BHP, which also revealed plans for an initial share buy-back of around $US30 billion post-merger based on the strong cash-flow of the new company, said the marriage between the two would create the world's premier resources company with a "unique portfolio" of assets.
Thus far Rio has refused to be won over, with the company's board refusing to even enter into any discussions over the proposal. News reports have suggested Rio expects a much higher offer to arrive, and have also said BHP has secured $US70 billion in funding for the deal, which analysts expect could go as high as $A160 per Rio share and may involve a cash sweetener.

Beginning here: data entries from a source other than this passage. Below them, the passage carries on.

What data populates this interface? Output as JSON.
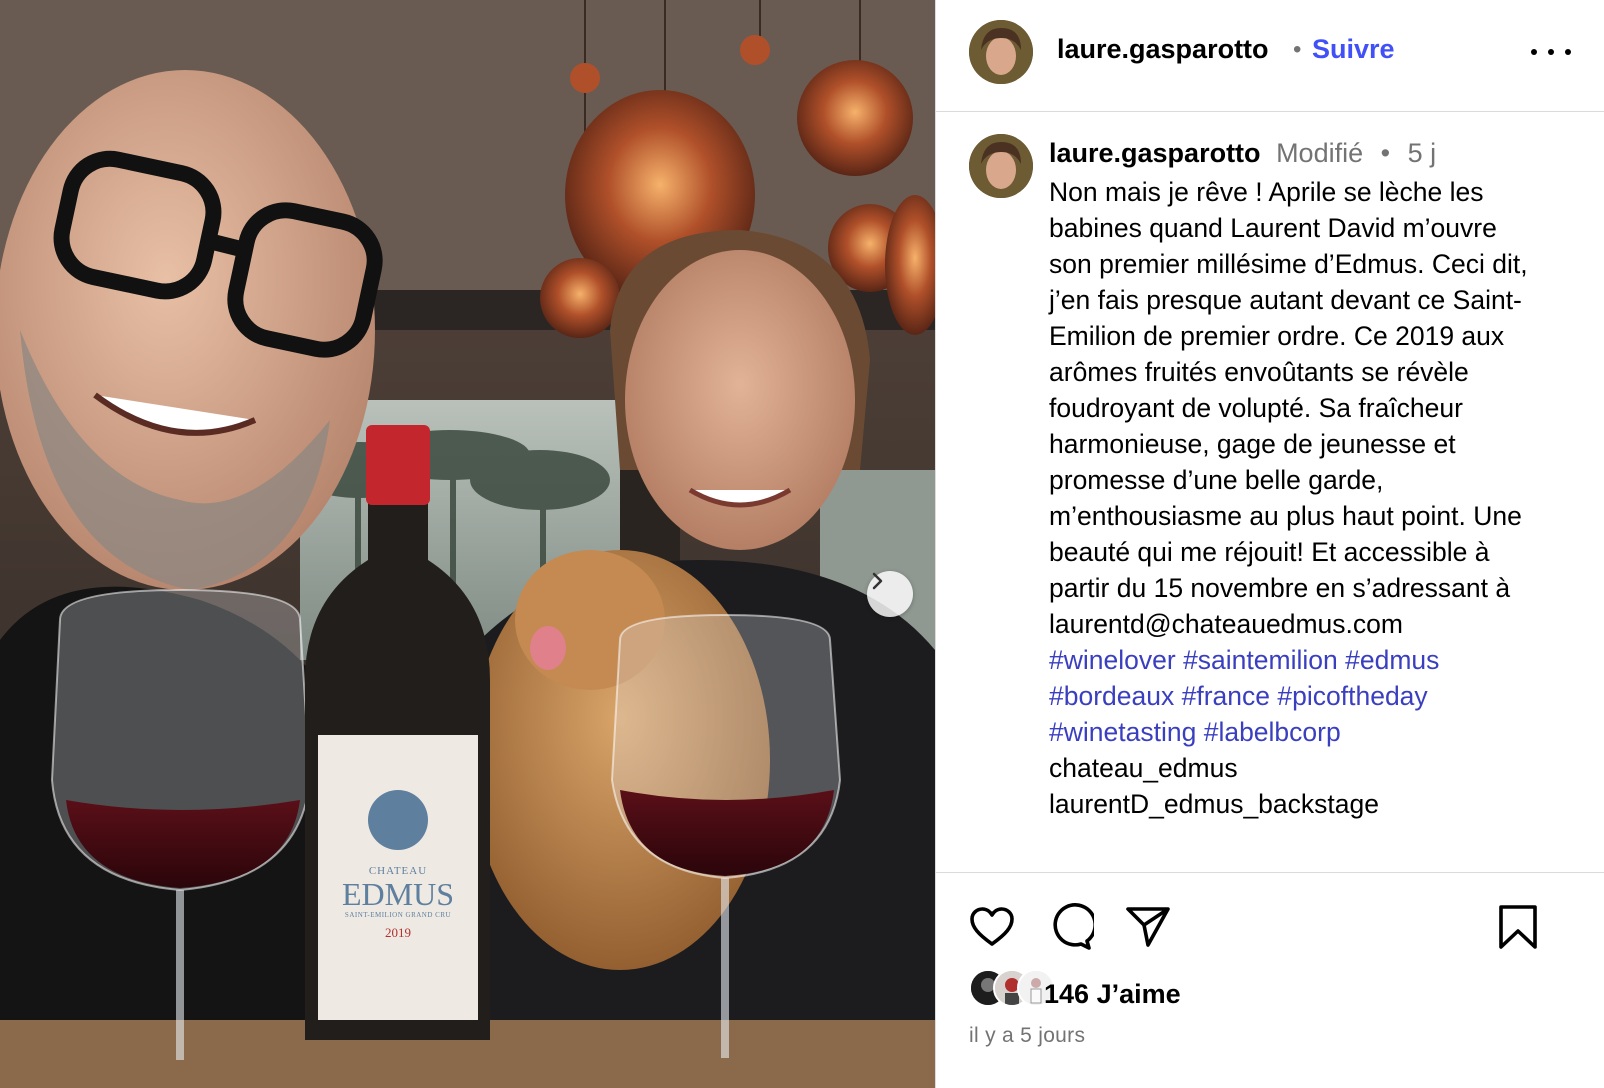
{
  "colors": {
    "link_blue": "#4150f7",
    "hashtag_blue": "#3a3fbf",
    "muted": "#737373",
    "divider": "#dbdbdb"
  },
  "photo": {
    "bottle_label": {
      "line1": "CHATEAU",
      "line2": "EDMUS",
      "line3": "SAINT-EMILION GRAND CRU",
      "vintage": "2019"
    },
    "next_icon": "chevron-right-icon"
  },
  "header": {
    "username": "laure.gasparotto",
    "separator": "•",
    "follow_label": "Suivre",
    "more_icon": "more-options-icon"
  },
  "caption": {
    "username": "laure.gasparotto",
    "edited": "Modifié",
    "separator": "•",
    "time": "5 j",
    "lines": [
      "Non mais je rêve ! Aprile se lèche les",
      "babines quand Laurent David m’ouvre",
      "son premier millésime d’Edmus. Ceci dit,",
      "j’en fais presque autant devant ce Saint-",
      "Emilion de premier ordre. Ce 2019 aux",
      "arômes fruités envoûtants se révèle",
      "foudroyant de volupté. Sa fraîcheur",
      "harmonieuse, gage de jeunesse et",
      "promesse d’une belle garde,",
      "m’enthousiasme au plus haut point. Une",
      "beauté qui me réjouit! Et accessible à",
      "partir du 15 novembre en s’adressant à",
      "laurentd@chateauedmus.com"
    ],
    "hashtags": {
      "winelover": "#winelover",
      "saintemilion": "#saintemilion",
      "edmus": "#edmus",
      "bordeaux": "#bordeaux",
      "france": "#france",
      "picoftheday": "#picoftheday",
      "winetasting": "#winetasting",
      "labelbcorp": "#labelbcorp"
    },
    "mentions": [
      "chateau_edmus",
      "laurentD_edmus_backstage"
    ]
  },
  "actions": {
    "like_icon": "heart-icon",
    "comment_icon": "comment-icon",
    "share_icon": "share-icon",
    "save_icon": "bookmark-icon",
    "likes_count": "146",
    "likes_label": "J’aime",
    "time_ago": "il y a 5 jours"
  }
}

The $US3.7 billion in synergies between the two would be achieved via "efficiencies and acceleration of volumes" to meet strong customer demand, BHP said.
BHP said the merger of the two companies was the most logical and compelling consolidation opportunity for both and offered important material benefits.
These would include faster and more efficient development of the iron ore resources in the Pilbara, "optimisation" of the Australian coal operations in the Hunter Valley and Bowen Basin, and expanded development opportunities across other commodities.
The company also pointed to improved project development and exploration opportunities and estimated the combination would generate some $1.7 billion cost savings in the third full-year after the merger, achieved through the reduction of duplication and other efficiencies.
The company said further earnings before interest, tax, depreciation and amortisation of $2 billion could occur by the seventh full year following the deal, driven mainly by higher volume of sales, giving the $3.7 billion per savings per year.
Estimated one-off implementation costs for the merger would amount to some $650 million in the two years post-merger.
The company added that it had taken a thorough analysis of the antitrust implications of the combination and said it was "confident" antitrust issues would not pose any problems for the merger.
The major issue would be the merged entity's iron ore business, which would control around 27% of the world's iron ore sales, but BHP said the merger would only increase the new company's incentive to invest in iron ore assets and grow production.
"In addition, BHP Billiton expects emerging and new low-cost producers will increase competition in what is a rapidly evolving marketplace," the company said.
BHP's proposal, based on its closing share price on November 9, is worth $US138.1 billion, which represents a 15% premium to Rio's market capitalisation in both Australia and the UK on November 7 and 8.
Shares in BHP today closed at $A41.70 on the Australian Securities Exchange, down 77c, while Rio's shares were boosted by $8.82 to $139.72.